Este DOM do ESPÍRITO SANTO permite ainda que se cumpram os deveres da justiça e os ditames da caridade com presteza e facilidade. Ajuda-nos a ver os demais homens como filhos de Deus, criaturas que têm um valor infinito porque Deus os ama com um amor sem limites e os redimiu com o Sangue do seu Filho derramado na Cruz. Anima-nos a tratar com imenso respeito os que estão ao nosso redor, a compadecer-nos das suas necessidades e a procurar remediá-las; a julgá-los sempre com benignidade, dispostos também a perdoar-lhes facilmente as ofensas que nos façam, pois o perdão generoso e incondicional é um bom distintivo dos filhos de Deus.

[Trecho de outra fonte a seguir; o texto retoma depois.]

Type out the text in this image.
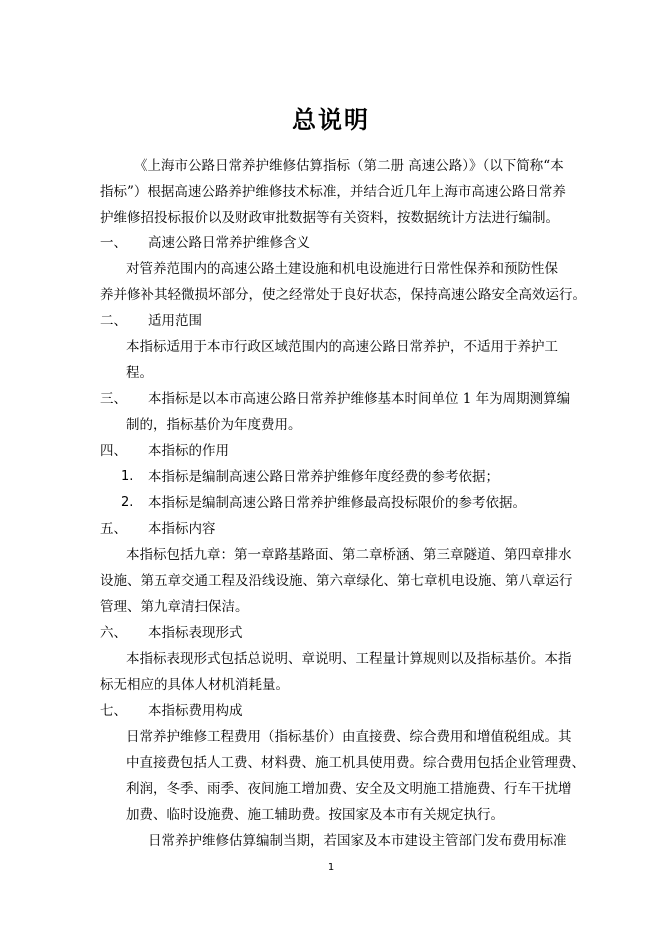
总说明
《上海市公路日常养护维修估算指标（第二册 高速公路）》（以下简称“本
指标”）根据高速公路养护维修技术标准，并结合近几年上海市高速公路日常养
护维修招投标报价以及财政审批数据等有关资料，按数据统计方法进行编制。
一、 高速公路日常养护维修含义
对管养范围内的高速公路土建设施和机电设施进行日常性保养和预防性保
养并修补其轻微损坏部分，使之经常处于良好状态，保持高速公路安全高效运行。
二、 适用范围
本指标适用于本市行政区域范围内的高速公路日常养护，不适用于养护工
程。
三、 本指标是以本市高速公路日常养护维修基本时间单位 1 年为周期测算编
制的，指标基价为年度费用。
四、 本指标的作用
1. 本指标是编制高速公路日常养护维修年度经费的参考依据；
2. 本指标是编制高速公路日常养护维修最高投标限价的参考依据。
五、 本指标内容
本指标包括九章：第一章路基路面、第二章桥涵、第三章隧道、第四章排水
设施、第五章交通工程及沿线设施、第六章绿化、第七章机电设施、第八章运行
管理、第九章清扫保洁。
六、 本指标表现形式
本指标表现形式包括总说明、章说明、工程量计算规则以及指标基价。本指
标无相应的具体人材机消耗量。
七、 本指标费用构成
日常养护维修工程费用（指标基价）由直接费、综合费用和增值税组成。其
中直接费包括人工费、材料费、施工机具使用费。综合费用包括企业管理费、
利润，冬季、雨季、夜间施工增加费、安全及文明施工措施费、行车干扰增
加费、临时设施费、施工辅助费。按国家及本市有关规定执行。
日常养护维修估算编制当期，若国家及本市建设主管部门发布费用标准
1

Mais do que isso, o ESPÍRITO SANTO faz-nos ver nos outros o próprio Cristo: Em verdade eu vos declaro: todas as vezes que fizestes isto a um destes meus irmãos menores, foi a mim mesmo que o fizestes (Mt 25, 40).

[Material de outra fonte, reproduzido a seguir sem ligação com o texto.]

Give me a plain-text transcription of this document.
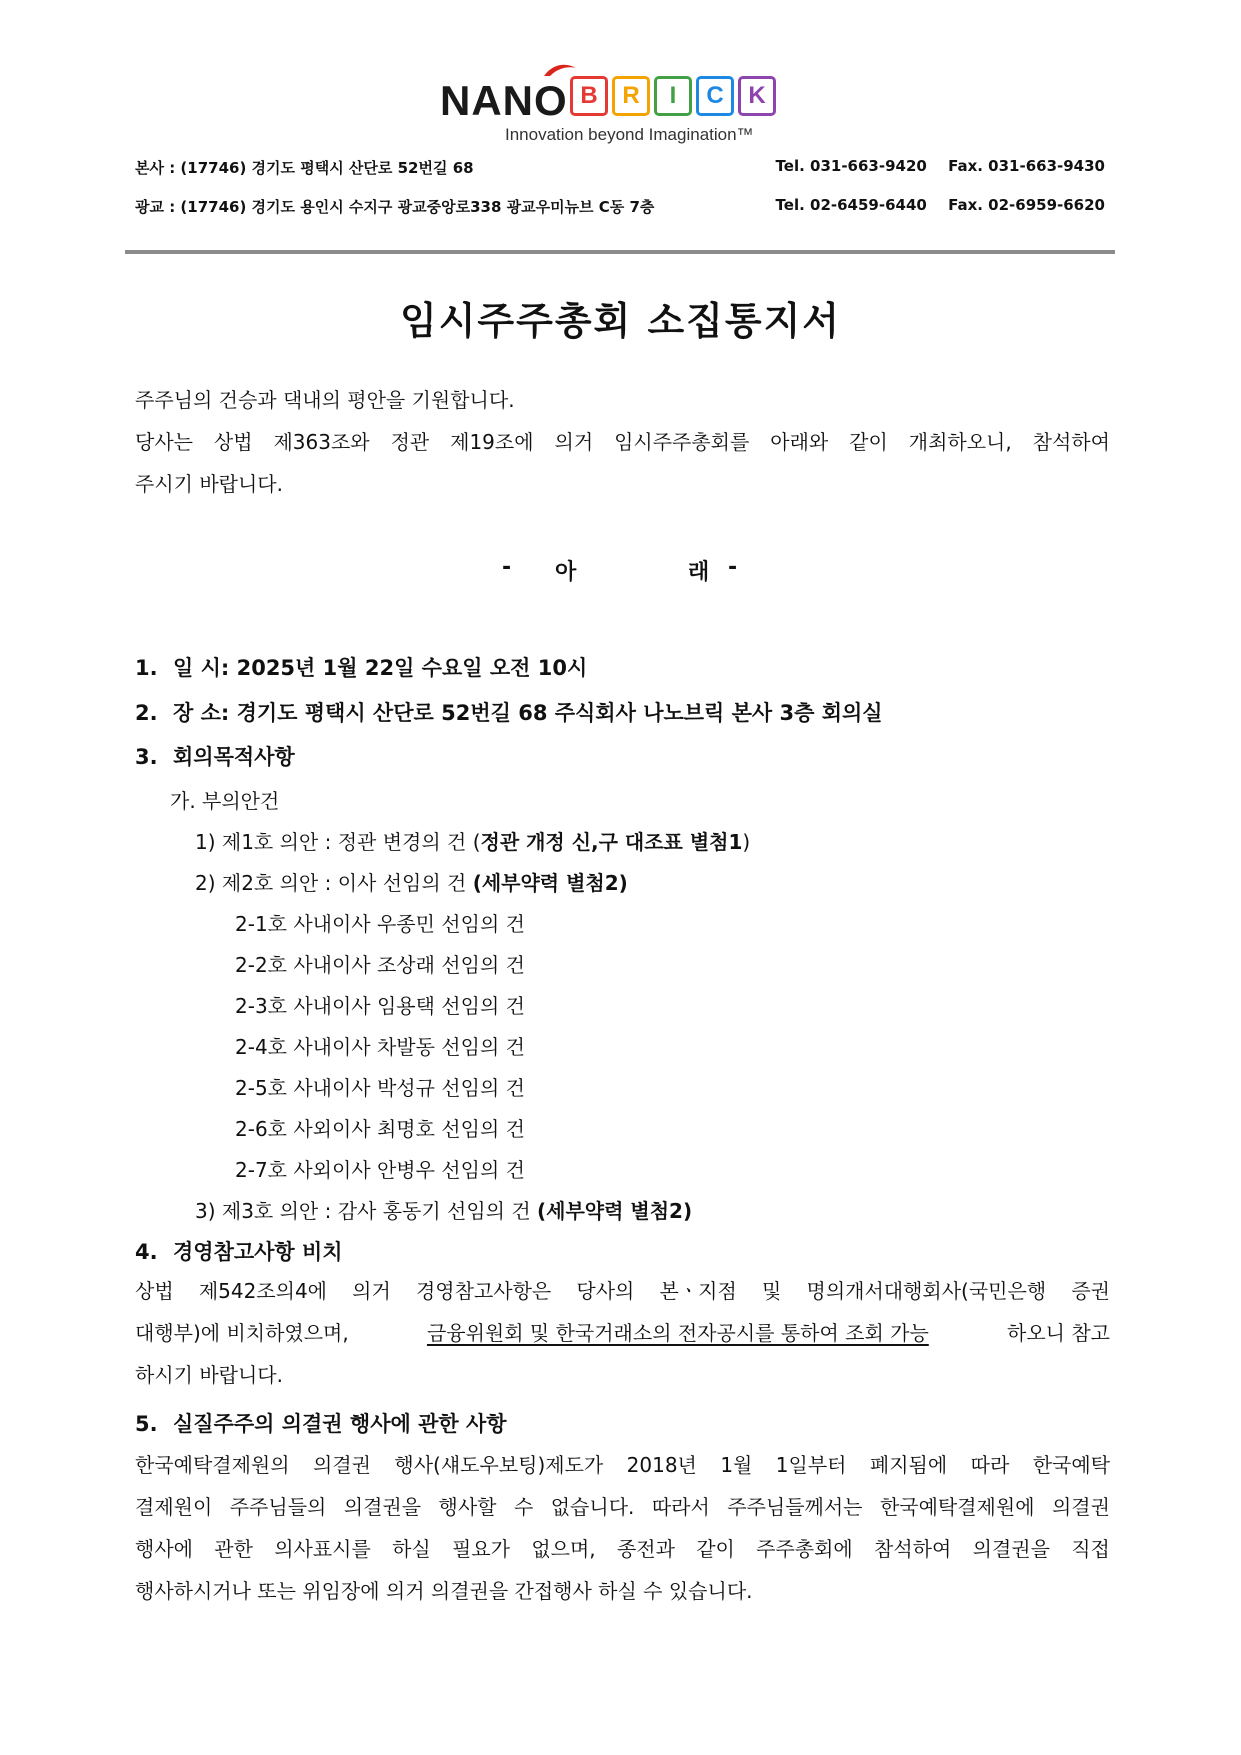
NANO B	R	I	C	K
Innovation beyond Imagination™
본사 : (17746) 경기도 평택시 산단로 52번길 68	Tel. 031-663-9420 Fax. 031-663-9430
광교 : (17746) 경기도 용인시 수지구 광교중앙로338 광교우미뉴브 C동 7층	Tel. 02-6459-6440 Fax. 02-6959-6620
임시주주총회 소집통지서
주주님의 건승과 댁내의 평안을 기원합니다.
당사는 상법 제363조와 정관 제19조에 의거 임시주주총회를 아래와 같이 개최하오니, 참석하여
주시기 바랍니다.
- 아	래 -
1. 일 시: 2025년 1월 22일 수요일 오전 10시
2. 장 소: 경기도 평택시 산단로 52번길 68 주식회사 나노브릭 본사 3층 회의실
3. 회의목적사항
가. 부의안건
1) 제1호 의안 : 정관 변경의 건 (정관 개정 신,구 대조표 별첨1)
2) 제2호 의안 : 이사 선임의 건 (세부약력 별첨2)
2-1호 사내이사 우종민 선임의 건
2-2호 사내이사 조상래 선임의 건
2-3호 사내이사 임용택 선임의 건
2-4호 사내이사 차발동 선임의 건
2-5호 사내이사 박성규 선임의 건
2-6호 사외이사 최명호 선임의 건
2-7호 사외이사 안병우 선임의 건
3) 제3호 의안 : 감사 홍동기 선임의 건 (세부약력 별첨2)
4. 경영참고사항 비치
상법 제542조의4에 의거 경영참고사항은 당사의 본ㆍ지점 및 명의개서대행회사(국민은행 증권
대행부)에 비치하였으며,	금융위원회 및 한국거래소의 전자공시를 통하여 조회 가능	하오니 참고
하시기 바랍니다.
5. 실질주주의 의결권 행사에 관한 사항
한국예탁결제원의 의결권 행사(섀도우보팅)제도가 2018년 1월 1일부터 폐지됨에 따라 한국예탁
결제원이 주주님들의 의결권을 행사할 수 없습니다. 따라서 주주님들께서는 한국예탁결제원에 의결권
행사에 관한 의사표시를 하실 필요가 없으며, 종전과 같이 주주총회에 참석하여 의결권을 직접
행사하시거나 또는 위임장에 의거 의결권을 간접행사 하실 수 있습니다.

O DOM da PIEDADE move-nos ao amor filial à nossa Mãe do Céu, a quem procuramos tratar com o mais terno afeto; à devoção aos anjos e santos, especialmente aos que exercem um especial patrocínio sobre nós; à oração pelas almas do purgatório, como almas queridas e necessitadas dos nossos sufrágios; ao amor ao Papa, como Pai comum de todos os cristãos...

A virtude da piedade, que é aperfeiçoada por este dom, move-nos também a prestar honra e reverência a todos os que estão constituídos legitimamente em autoridade, às pessoas mais velhas (como Deus premiará a nossa solicitude para com os idosos!), e em primeiro lugar aos pais. A paternidade humana é uma participação e um reflexo da de Deus, da qual, como diz o Apóstolo, procede toda a paternidade no céu e na terra (Ef 3, 15). Eles nos deram a vida, e deles se serviu o Altíssimo para nos comunicar a alma e o entendimento. Eles nos instruíram na religião, no relacionamento humano e na vida civil, e nos ensinaram a manter uma conduta íntegra e santa.

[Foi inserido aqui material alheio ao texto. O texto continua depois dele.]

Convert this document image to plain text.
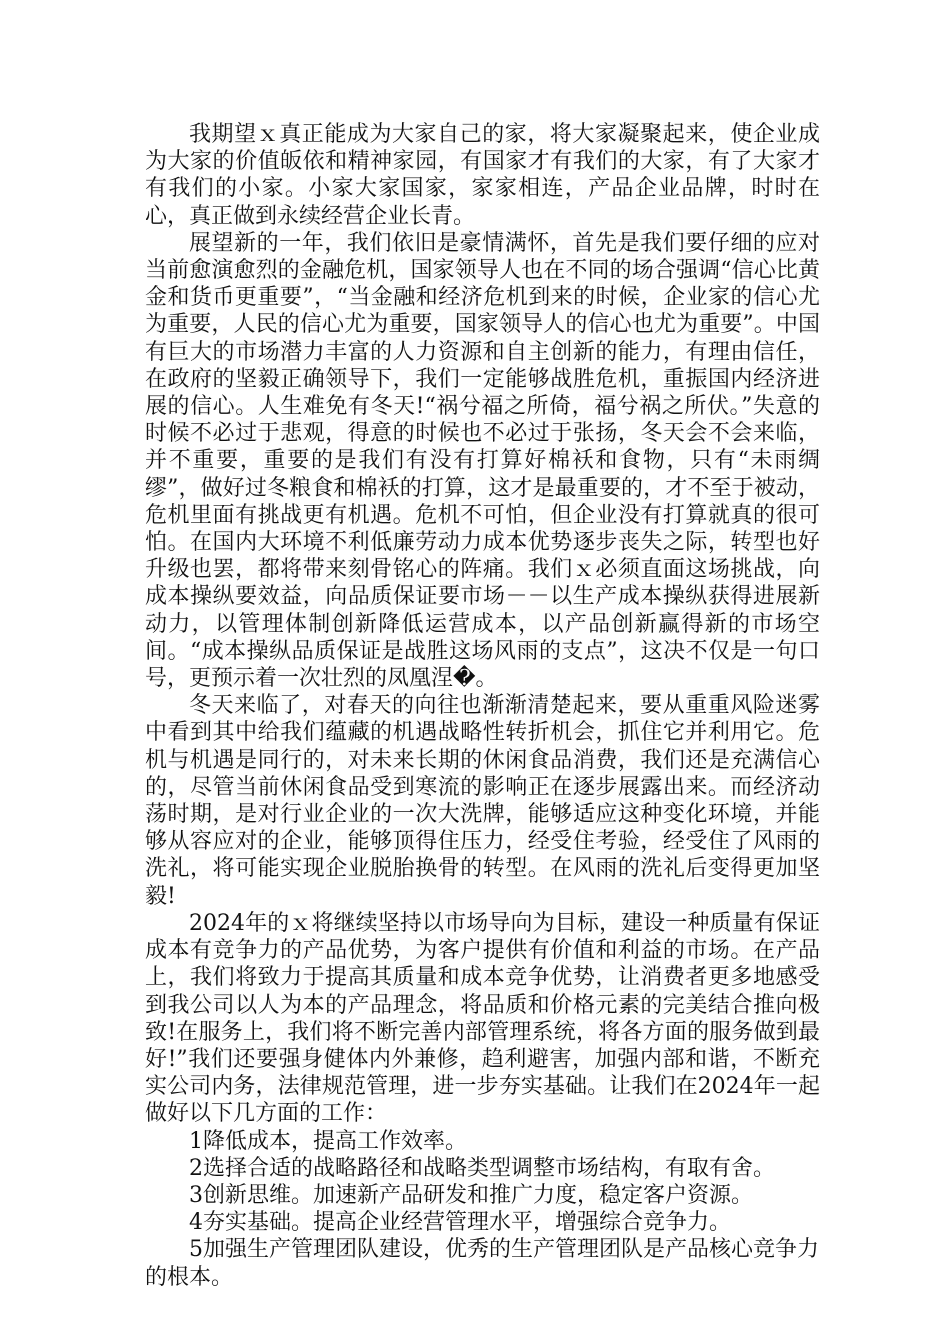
我期望ｘ真正能成为大家自己的家，将大家凝聚起来，使企业成为大家的价值皈依和精神家园，有国家才有我们的大家，有了大家才有我们的小家。小家大家国家，家家相连，产品企业品牌，时时在心，真正做到永续经营企业长青。

展望新的一年，我们依旧是豪情满怀，首先是我们要仔细的应对当前愈演愈烈的金融危机，国家领导人也在不同的场合强调“信心比黄金和货币更重要”，“当金融和经济危机到来的时候，企业家的信心尤为重要，人民的信心尤为重要，国家领导人的信心也尤为重要”。中国有巨大的市场潜力丰富的人力资源和自主创新的能力，有理由信任，在政府的坚毅正确领导下，我们一定能够战胜危机，重振国内经济进展的信心。人生难免有冬天!“祸兮福之所倚，福兮祸之所伏。”失意的时候不必过于悲观，得意的时候也不必过于张扬，冬天会不会来临，并不重要，重要的是我们有没有打算好棉袄和食物，只有“未雨绸缪”，做好过冬粮食和棉袄的打算，这才是最重要的，才不至于被动，危机里面有挑战更有机遇。危机不可怕，但企业没有打算就真的很可怕。在国内大环境不利低廉劳动力成本优势逐步丧失之际，转型也好升级也罢，都将带来刻骨铭心的阵痛。我们ｘ必须直面这场挑战，向成本操纵要效益，向品质保证要市场－－以生产成本操纵获得进展新动力，以管理体制创新降低运营成本，以产品创新赢得新的市场空间。“成本操纵品质保证是战胜这场风雨的支点”，这决不仅是一句口号，更预示着一次壮烈的凤凰涅�。

冬天来临了，对春天的向往也渐渐清楚起来，要从重重风险迷雾中看到其中给我们蕴藏的机遇战略性转折机会，抓住它并利用它。危机与机遇是同行的，对未来长期的休闲食品消费，我们还是充满信心的，尽管当前休闲食品受到寒流的影响正在逐步展露出来。而经济动荡时期，是对行业企业的一次大洗牌，能够适应这种变化环境，并能够从容应对的企业，能够顶得住压力，经受住考验，经受住了风雨的洗礼，将可能实现企业脱胎换骨的转型。在风雨的洗礼后变得更加坚毅!

2024年的ｘ将继续坚持以市场导向为目标，建设一种质量有保证成本有竞争力的产品优势，为客户提供有价值和利益的市场。在产品上，我们将致力于提高其质量和成本竞争优势，让消费者更多地感受到我公司以人为本的产品理念，将品质和价格元素的完美结合推向极致!在服务上，我们将不断完善内部管理系统，将各方面的服务做到最好!”我们还要强身健体内外兼修，趋利避害，加强内部和谐，不断充实公司内务，法律规范管理，进一步夯实基础。让我们在2024年一起做好以下几方面的工作：

1降低成本，提高工作效率。

2选择合适的战略路径和战略类型调整市场结构，有取有舍。

3创新思维。加速新产品研发和推广力度，稳定客户资源。

4夯实基础。提高企业经营管理水平，增强综合竞争力。

5加强生产管理团队建设，优秀的生产管理团队是产品核心竞争力的根本。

O DOM da PIEDADE estende-se aos atos da virtude da religião e ultrapassa-os. Mediante este dom, o ESPÍRITO SANTO dá vigor e impulso a todas as virtudes que de um modo ou de outro se relacionam com a justiça. A sua ação abarca todas as nossas relações com Deus, com os anjos, com os homens e mesmo com as coisas criadas, consideradas como bens familiares da Casa de Deus; o DOM da PIEDADE anima-nos a tratá-las com respeito pela sua relação com o Criador.

Movido pelo ESPÍRITO SANTO, o cristão lê com amor e veneração a Sagrada Escritura, que é como uma carta que seu Pai lhe envia do Céu: Nos livros sagrados, o Pai que está nos céus vem amorosamente ao encontro dos seus filhos para conversar com eles. E trata com carinho as coisas santas, sobretudo, as que se prendem com o culto divino.

Entre os frutos que o DOM da PIEDADE produz nas almas dóceis às graças do Paráclito, contam-se, enfim, a serenidade em todas as circunstâncias; o abandono cheio de confiança na Providência, porque, se Deus cuida de todas as coisas criadas, muito maior ternura manifestará para com os seus filhos; a alegria, que é uma característica própria dos filhos de Deus: Que ninguém leia tristeza nem dor na tua cara, quando difundes pelo ambiente do mundo o aroma do teu sacrifício: os filhos de Deus têm que ser sempre semeadores de paz e de alegria.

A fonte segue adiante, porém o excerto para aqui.